Les entreprises qui reçoivent un soutien financier veulent économiser sur le personnel. Ne faut-il pas poser des conditions?
Il y a eu beaucoup d’oppositions s’agissant d’établir certaines conditions pour les soutiens financiers. Nous l’avons vu aussi dans le domaine de l’aviation. Le SEV aurait bien voulu lier les subventions pour les transports aériens à l’obligation de conclure une CCT et à une interdiction de licencier durant la phase de soutien. Toutefois nous n’avons pas été entendus pour cette revendication.
Pour le SEV, il est clair qu’il n’est pas possible de rester sans rien faire si des entreprises qui ont obtenu des subsides, aussi grâce à l’engagement politique du SEV, font mine d’économiser au niveau des conditions d’engagement. Les secrétaires syndicaux du SEV vont devoir être bien attentifs lors des négociations salariales à venir.
D’autres branches sont actuellement en bien plus mauvaise posture que les transports publics. Alors pourquoi ce secteur doit-il recevoir encore plus de soutien?

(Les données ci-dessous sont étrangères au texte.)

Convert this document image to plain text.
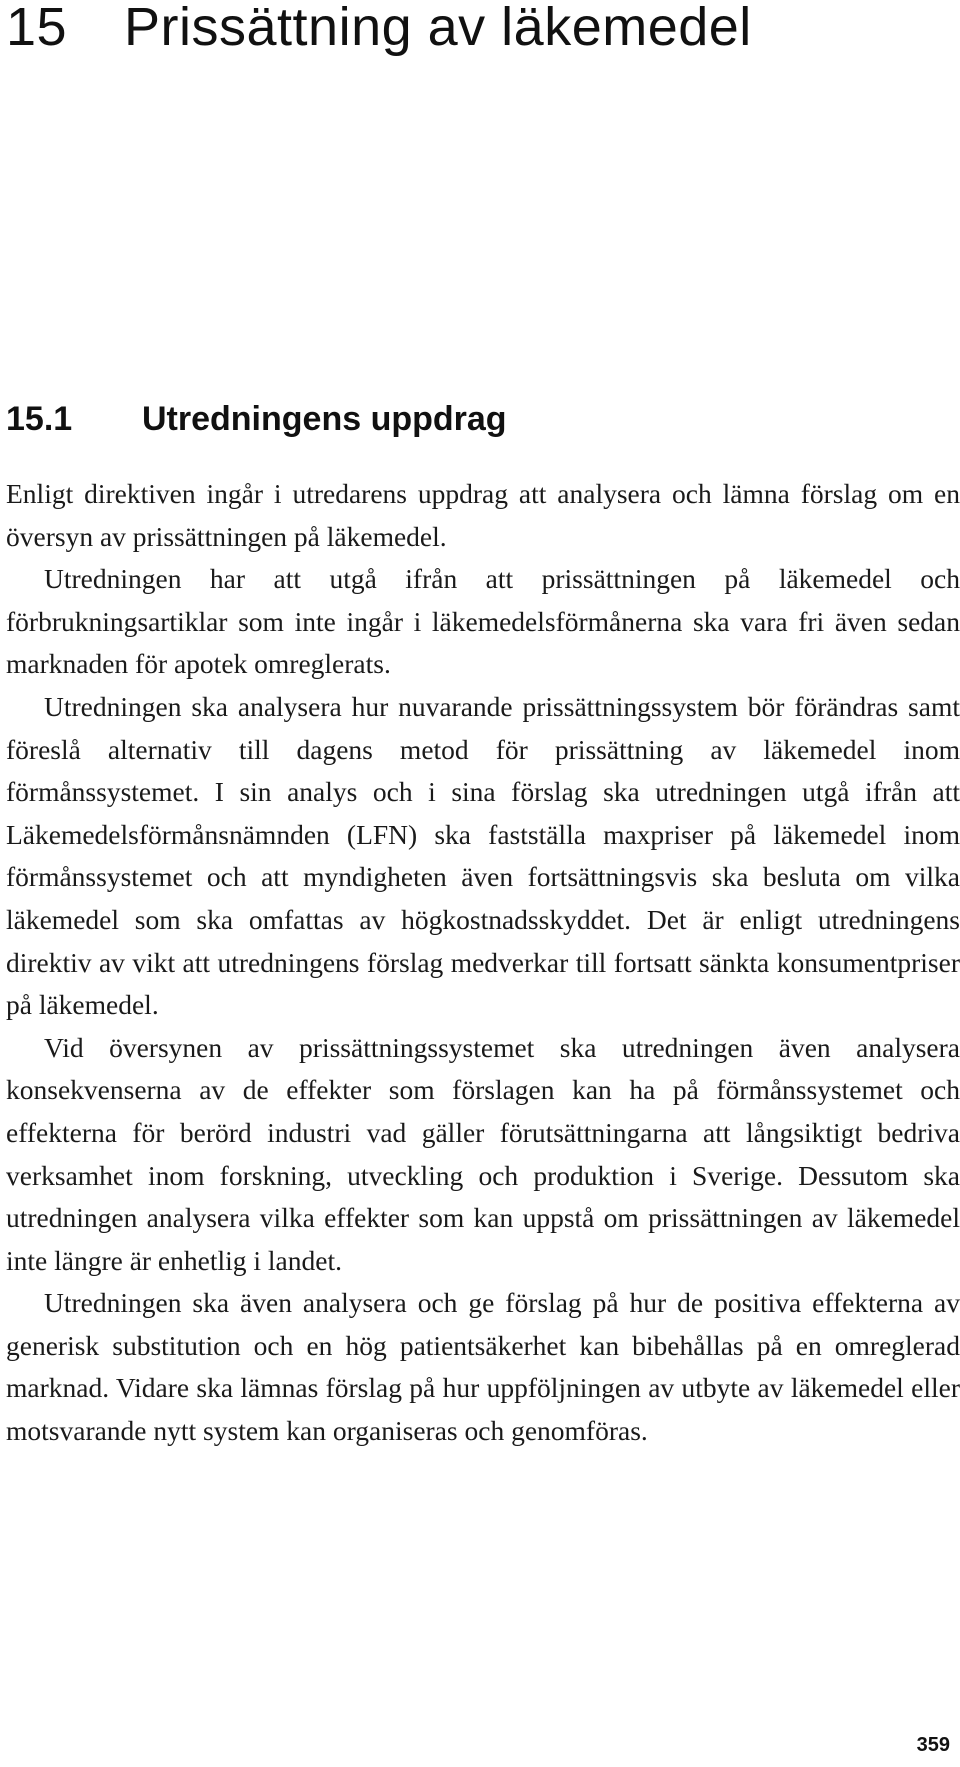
15 Prissättning av läkemedel
15.1 Utredningens uppdrag

Enligt direktiven ingår i utredarens uppdrag att analysera och lämna förslag om en översyn av prissättningen på läkemedel.

Utredningen har att utgå ifrån att prissättningen på läkemedel och förbrukningsartiklar som inte ingår i läkemedelsförmånerna ska vara fri även sedan marknaden för apotek omreglerats.

Utredningen ska analysera hur nuvarande prissättningssystem bör förändras samt föreslå alternativ till dagens metod för prissättning av läkemedel inom förmånssystemet. I sin analys och i sina förslag ska utredningen utgå ifrån att Läkemedelsförmånsnämnden (LFN) ska fastställa maxpriser på läkemedel inom förmånssystemet och att myndigheten även fortsättningsvis ska besluta om vilka läkemedel som ska omfattas av högkostnadsskyddet. Det är enligt utredningens direktiv av vikt att utredningens förslag medverkar till fortsatt sänkta konsumentpriser på läkemedel.

Vid översynen av prissättningssystemet ska utredningen även analysera konsekvenserna av de effekter som förslagen kan ha på förmånssystemet och effekterna för berörd industri vad gäller förutsättningarna att långsiktigt bedriva verksamhet inom forskning, utveckling och produktion i Sverige. Dessutom ska utredningen analysera vilka effekter som kan uppstå om prissättningen av läkemedel inte längre är enhetlig i landet.

Utredningen ska även analysera och ge förslag på hur de positiva effekterna av generisk substitution och en hög patientsäkerhet kan bibehållas på en omreglerad marknad. Vidare ska lämnas förslag på hur uppföljningen av utbyte av läkemedel eller motsvarande nytt system kan organiseras och genomföras.

359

Il ne sert à rien de mettre les diverses branches touchées en concurrence. Le SEV s’engage pour les transports publics car ils jouent un rôle crucial dans le bon fonctionnement de notre société et le développement économique. On a déjà pu le constater durant le confinement: les transports publics sont importants pour le système et doivent fonctionner aussi en situation de crise. Ils sont l’épine dorsale de la mobilité en Suisse. Et il ne faut pas oublier le débat sur la cause climatique. Les transports sont parmi les plus grands consommateurs d’énergie. Et les transports publics occupent une bien meilleure position que les transports individuels motorisés. Ils constituent actuellement quelque 20% du volume total du trafic en Suisse, cependant ils utilisent moins de 5% de l’énergie totale. Nous ne pourrons atteindre nos objectifs climatiques que si nous parvenons, dans le domaine des transports, à appliquer la répartition modale à l’avantage des transports publics. Les transports publics doivent être massivement développés. C’est pourquoi il est d’autant plus important de les soutenir maintenant, afin de ne pas freiner leur extension.
Pourquoi le SEV, en tant que syndicat, s’engage-t-il pour une autre répartition modale?
Le SEV est justement en train de formuler ses revendications syndicales en ce qui concerne la répartition modale. En clair: il faut avoir suffisamment de personnel car il contribue manifestement à l’attrait des transports publics, il donne par exemple un sentiment de sécurité à la clientèle. Si les transports publics se développent, les entreprises devront agrandir leurs effectifs de personnes qualifiées, ce qui n’est possible qu’en offrant de bonnes conditions d’engagement.
J’ajouterais que les entreprises de transport, au vu de l’évolution démographique, se trouvent devant de grands défis. Par exemple aux CFF, on sait que d’ici 2035, environ 40% des collaboratrices et collaborateurs actuels seront à la retraite. Ainsi le manque actuel de main d’oeuvre qualifiée va encore s’accentuer.